GHARL 280921 bewijswaardering bij mishandeling; het is genoeg wanneer er net iets meer is dat pleit voor het te bewijzen feit dan daartegen

2.
Waar gaat deze zaak over?

2.1
Het draait in dit hoger beroep om de vraag of [geïntimeerde] door [appellant2] met een zwaard is mishandeld en of hij daardoor aan een vinger is verwond. Het volgende staat vast.

2.2
[appellant1] en [appellant2] zijn vader en zoon. In de nacht van 2 op 3 juli 2016 heeft zich voor het huis van [appellant1] in [woonplaats2] een incident afgespeeld waarbij alle partijen betrokken waren. Zijn zoon was op dat moment bij hem op bezoek. Op enig moment heeft [geïntimeerde] toen een tuinhekje uit de grond getrokken en met een honkbalknuppel ramen van de door [appellant1] gehuurde woning en een ruit van de bestelbus van [appellant1] ingeslagen. [appellant2] heeft tijdens deze confrontatie met een zwaard staan zwaaien. Na afloop was [geïntimeerde] gewond aan zijn vinger.

2.3
[geïntimeerde] is door de politierechter veroordeeld tot een taakstraf van 30 uur, omdat hij één of meerdere ramen heeft vernield. [appellant2] is door het hof Arnhem-Leeuwarden uiteindelijk vrijgesproken van poging tot mishandeling van [geïntimeerde] . Het hof heeft daarover in de strafzaak onder meer overwogen dat [appellant2] bij de politie wel heeft bekend dat hij met een zwaard heeft staan zwaaien toen [geïntimeerde] tegenover hem stond, maar dat niet overtuigend is bewezen dat hij met een zwaaiende beweging heeft uitgehaald.

2.4
Het strafdossier biedt volgens het arrest van het hof in de strafzaak geen éénduidig beeld omtrent de volgorde van de handelingen die door [geïntimeerde] en [appellant2] zijn verricht.
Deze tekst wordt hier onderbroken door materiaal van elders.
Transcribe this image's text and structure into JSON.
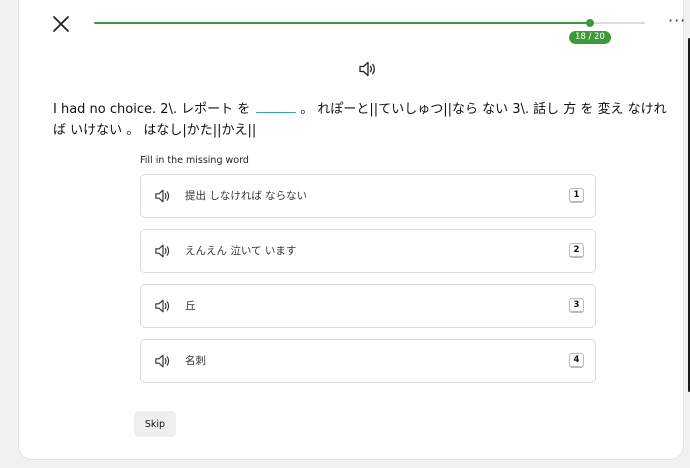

De verklaringen bij de politie van [geïntimeerde] en de getuigen duiden erop dat [appellant2] met een zwaard heeft staan zwaaien tegenover [geïntimeerde] en dat [geïntimeerde] daarbij is geraakt aan zijn vingertopje, waarna [geïntimeerde] de ruiten van de woning van de [appellanten] c.s. heeft ingeslagen. De verklaringen die door [appellant2] en zijn vader zijn afgelegd, duiden er echter op dat [geïntimeerde] eerst ruiten van de woning van de vader heeft ingeslagen en dat diens zoon daarop heeft gereageerd door tegenover [geïntimeerde] met een zwaard te zwaaien. Wie van de betrokkenen het hierin bij het rechte eind heeft, heeft het gerechtshof in de strafzaak niet kunnen vaststellen. De verklaringen van vader en zoon [appellanten] zijn namelijk niet volstrekt onaannemelijk. Onder die omstandigheden is naar het oordeel van het gerechtshof zelfs niet ondenkbaar dat [geïntimeerde] - die onder invloed van alcohol verkeerde - zichzelf heeft verwond aan zijn vingertop toen hij ruiten van de woning insloeg en dat die verwonding vervolgens ten onrechte is toegeschreven aan een handeling van [appellant2] met het zwaard.

2.5
In deze civiele zaak is [geïntimeerde] op vordering van [appellanten] c.s. door de kantonrechter veroordeeld tot betaling van een schadevergoeding van € 100,- voor de vernieling van een ruit van de bestelbus. Daarbij zijn [appellanten] c.s. zelf wel in de proceskosten veroordeeld. [geïntimeerde] heeft een tegenvordering ingesteld die ertoe heeft geleid dat de kantonrechter ‘voor recht’ heeft verklaard dat [appellant2] onrechtmatig tegenover hem heeft gehandeld en aansprakelijk is voor de schade die [geïntimeerde] daardoor op zijn beurt heeft geleden. Die veroordeling ziet op de verwonding van [geïntimeerde] met het zwaard. De kantonrechter heeft die schade begroot op € 350,- en heeft [appellant2] veroordeeld tot betaling aan [geïntimeerde] van dat bedrag. [geïntimeerde] is in deze ‘reconventie’ in de proceskosten veroordeeld.

2.6
De bedoeling van het hoger beroep van [appellanten] c.s. is dat de vordering van [geïntimeerde] alsnog wordt afgewezen. Tegen de beslissing op hun eigen vorderingen hebben zij geen bezwaren aangevoerd.

2.7
[geïntimeerde] heeft ook bezwaren geformuleerd tegen overwegingen en beslissingen van de kantonrechter, maar dat heeft hij alleen gedaan voor het geval dat de grieven van [appellanten] c.s. tot vernietiging van het vonnis zouden leiden. Hierna zal echter blijken dat de door [appellanten] c.s. bestreden beslissingen in stand blijven. Aan de beoordeling van het hoger beroep van [geïntimeerde] komt het hof dus niet toe.

3
Het oordeel van het hof

De opzet en de conclusie van deze uitspraak

3.1
Het hof zal de bezwaren (grieven) van [appellanten] c.s. hierna per onderwerp en met tussenkopjes bespreken. Eerst volgt echter een processueel punt.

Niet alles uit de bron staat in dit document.